Страница 1 из 11
I
Как-то странно сказать: мои воспоминания, потому что давно ли все это было? Вчера, третьего дня — так живо проходят пред глазами разные сцены, разговоры, лица… А между тем несомненно, что все это уже отошло в область прошлого, далекого прошлого, о чем так красноречиво свидетельствуют новые люди, явившиеся на смену старым, как свежая трава сменяет прошлогоднюю. Перебирая в своем уме разные воспоминания, невольно удивляешься, что вот это случилось пятнадцать лет назад, а то двадцать.
Да, двадцать лет тому назад я был большим подростком — самый «неблагодарный возраст», когда человек от ребят отстал, а к большим не пристал. Это время колебаний, сомнений и каких-то смутных позывов вперед, в туманную даль неизвестного будущего. Помню те приливы юношеской гордости, которые сменялись периодами сомнений и самоуничижения. Совершался глубокий внутренний перелом, какой наблюдается у животных в пору первого линяния или перемены всей кожи. Тянуло к живым людям, в общество, и вместе с тем одолевал какой-то беспричинный страх, заставлял искать одиночества.

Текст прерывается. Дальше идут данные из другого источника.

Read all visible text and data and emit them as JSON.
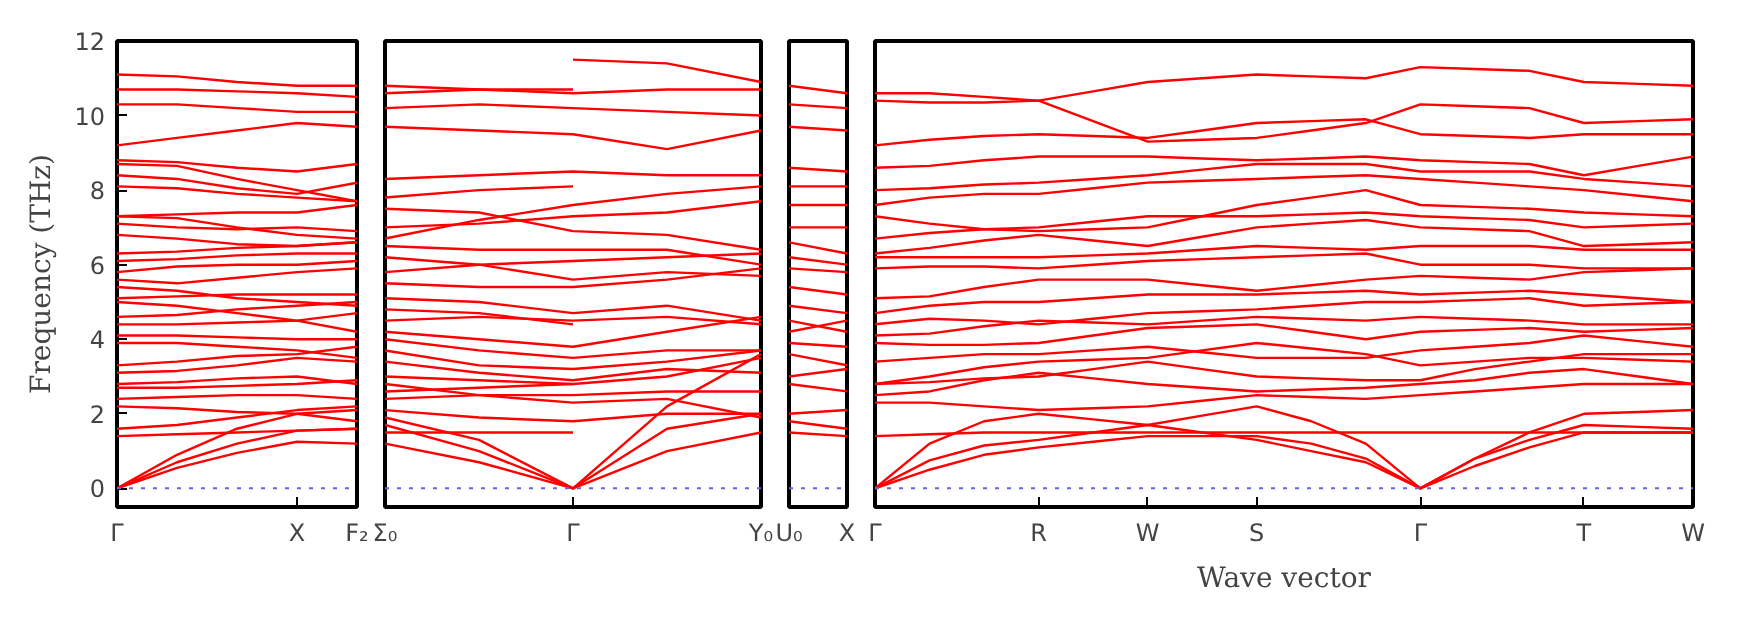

Лично для меня в этот критический период спасением являлась охота, — я говорю о лете, когда все время было свободно.
Приезжая на каникулы в один из уральских горных заводов, я большую часть времени обыкновенно проводил с ружьем в лесу. Бродить по горам от зари до зари, делать ночевки по лесным избушкам или где-нибудь на прииске, в старательском балагане, — было истинным наслаждением после школьных занятий в среднеучебном заведении. Это было счастливое время, хотя к осени обыкновенно я превращался в порядочного дикаря.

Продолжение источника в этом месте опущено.